I am amazed at the lack of research that was put into this article. The #1 mail server as of October 2002 by Gartner standards is SunONE Message server, and it isn't even mentioned. It allows you to use a Lotus, Eudora, Outlook, etc client. Our company switched over two years ago to a SunONE solution after inferior Microsoft products disrupted our business for 5 days. It wasn't the first time; it was the last.
We have run on
a single UNIX server with 100% uptime for over 5000 users. We no longer have 7 people running the mail department. When a new employee is hired the HR department sets up their email account through a delegated administrated window and we are automating that with another new product from Sun.

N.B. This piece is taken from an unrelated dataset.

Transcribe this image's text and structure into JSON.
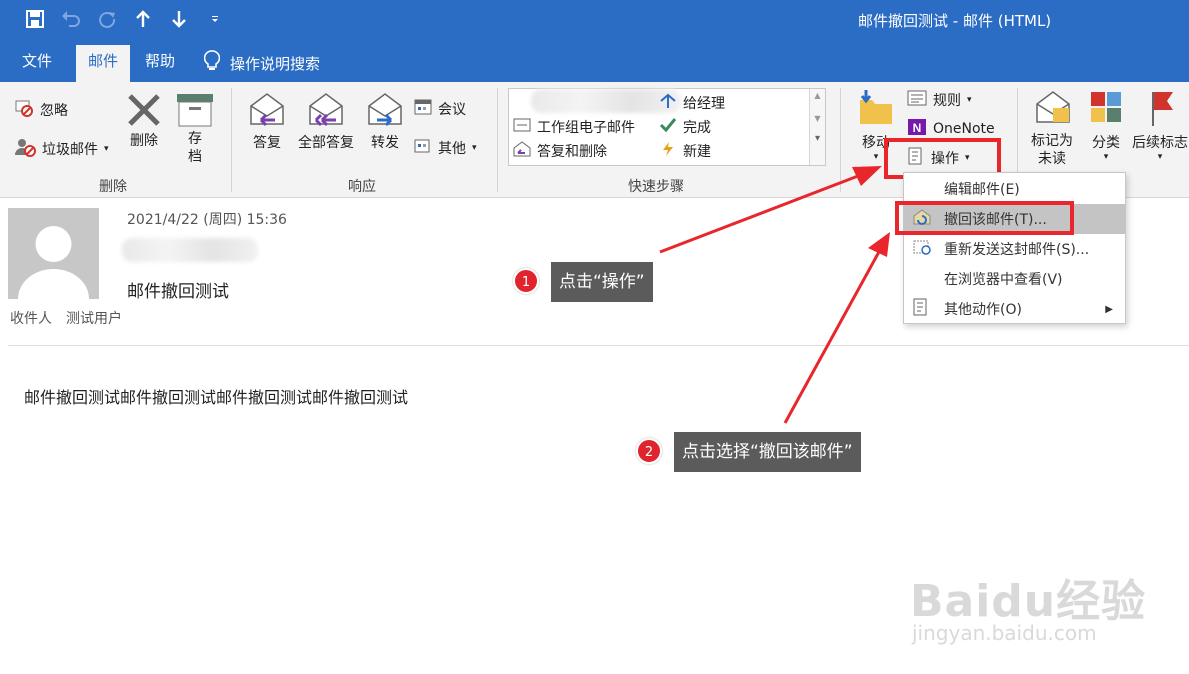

Try and do that with Microsoft. The main problem is that IT departments are still trying to control turfs and won't step out of their comfort zone.
What kind of world is it going to be if Microsoft is the defacto standard; we have no choice and we shouldn't consider switching? We should wait until Microsoft fixes their security? And oh, by the way, it's okay that ATM financial networks were brought down this weekend. Give me a break.
Most of our employees started out using the Outlook client because it was familiar to them and now, 2 years later,
75% of our users just use the webmail interface from Sun because they get their Voice Mail, email, and Faxes in one spot
and can log in from anywhere in the world. Their comments on the features of microsoft are that "they don't need them" and do
not have the time to learn them. Our users do not want continuous upgrades. They want something that they can learn and
stick with. We are finally free from Microsoft.
Large corporations should not trust the kingdom to MS Software! If companies are serious about so-called "24x7" availability, then MS has got to go - across the board!